Periodic orbits embedded in the phase space are systematically investigated, with a focus on inclusion-touching periodic orbits, up to symmetrical orbits of period 6. Candidates for periodic orbits are detected by investigating grayscale distance charts and, afterward, each candidate is validated (or rejected) by using analytical and/or numerical methods.

The (unstable) 3-cycle I found they label "2(1)1" in their (barely discernable) Fig.5 inventory below:
   

Answer 1

I don't know how to answer your question, but I'll make a reformulation of the question.

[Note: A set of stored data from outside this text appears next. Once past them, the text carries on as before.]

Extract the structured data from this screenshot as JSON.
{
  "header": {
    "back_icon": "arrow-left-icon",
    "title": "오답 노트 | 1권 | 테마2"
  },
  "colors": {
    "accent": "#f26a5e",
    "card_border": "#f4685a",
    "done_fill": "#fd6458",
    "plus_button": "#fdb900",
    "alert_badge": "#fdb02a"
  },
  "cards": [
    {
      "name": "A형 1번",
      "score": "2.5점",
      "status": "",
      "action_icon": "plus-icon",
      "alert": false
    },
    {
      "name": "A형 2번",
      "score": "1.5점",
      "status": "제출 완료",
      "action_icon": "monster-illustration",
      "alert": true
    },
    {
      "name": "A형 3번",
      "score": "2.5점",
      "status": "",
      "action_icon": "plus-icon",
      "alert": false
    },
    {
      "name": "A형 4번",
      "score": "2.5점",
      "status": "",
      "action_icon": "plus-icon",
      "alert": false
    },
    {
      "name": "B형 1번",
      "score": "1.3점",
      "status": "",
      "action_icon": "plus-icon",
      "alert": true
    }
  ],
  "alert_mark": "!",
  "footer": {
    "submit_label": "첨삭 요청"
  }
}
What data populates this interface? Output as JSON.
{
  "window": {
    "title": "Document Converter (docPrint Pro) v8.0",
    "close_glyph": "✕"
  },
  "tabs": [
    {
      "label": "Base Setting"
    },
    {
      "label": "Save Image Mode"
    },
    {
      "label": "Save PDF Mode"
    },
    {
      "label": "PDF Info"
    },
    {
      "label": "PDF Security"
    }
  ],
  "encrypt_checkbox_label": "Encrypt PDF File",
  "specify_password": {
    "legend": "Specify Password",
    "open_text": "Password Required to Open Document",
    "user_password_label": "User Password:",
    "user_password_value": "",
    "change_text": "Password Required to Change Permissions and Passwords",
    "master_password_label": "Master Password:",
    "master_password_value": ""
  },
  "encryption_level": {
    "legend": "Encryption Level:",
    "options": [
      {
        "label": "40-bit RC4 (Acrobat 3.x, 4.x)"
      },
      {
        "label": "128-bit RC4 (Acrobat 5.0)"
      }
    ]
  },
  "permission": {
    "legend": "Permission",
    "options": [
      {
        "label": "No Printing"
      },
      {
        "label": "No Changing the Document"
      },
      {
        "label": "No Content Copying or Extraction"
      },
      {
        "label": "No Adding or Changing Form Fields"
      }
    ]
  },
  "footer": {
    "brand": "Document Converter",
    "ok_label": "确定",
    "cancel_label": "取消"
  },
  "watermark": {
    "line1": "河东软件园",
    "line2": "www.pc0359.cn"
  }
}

Consider the unit tangent bundle to the outer circle, and consider the subset consisting of vectors pointing into the circle. This is an annulus, parameterized by $(\theta,\varphi)\in A=[0,2\pi]\times [0,\pi]/\{ (0,\varphi)\sim (2\pi,\varphi)\}$, where $\theta$ parameterizes the point on the outer circle, and $\varphi$ gives the angle that the unit vector makes with the tangent vector. One may consider the first-return map under the geodesic flow $F: A\to A$ (flow in the direction of the vector until you hit the outer circle again, then reflect). This is a piecewise smooth map. For each $\theta$, there are angles $0< f_1(\theta) < f_2(\theta) < \pi$ such that $F(\theta,\varphi)= (\theta+2\varphi, \varphi)$ for $0\leq \varphi \leq f_1(\theta)$ and $f_2(\theta)\leq \varphi \leq \pi$ (in particular, $F$ is the identity on the boundary of $A$). For fixed $\theta$ and $f_1(\theta) < \varphi < f_2(\theta)$, $F(\theta,\varphi)$ is a more complicated trigonometric function depending on how the geodesic reflects off the inner circle and bounces back to the outer circle, but it has the property that $\varphi$ is increasing, and $\theta$ is decreasing. There is a natural measure on geodesic flow in the plane, the Liouville measure, which restricts to a measure on $A$. Clearly $F$ preserves this measure. I haven't computed the measure, but it is invariant under rotation, so is independent of $\theta$, and is invariant under reflection $(\theta,\varphi)\to (\theta,\pi-\varphi)$. One could reparameterize the $\varphi$ coordinate in terms of the Liouville measure to get an area-preserving homeomorphism of the annulus. So I would suggest you could do a literature search for results on periodic points for area-preserving homeomorphisms of an annulus.

Answer 2

Following up on @Ian's comments: the magic words are "monotone twist maps of the annulus" and "Aubry-Mather theory". googling either of the above (or looking in Katok-Hasselblad, who have a whole chapter on the subject) is your best bet.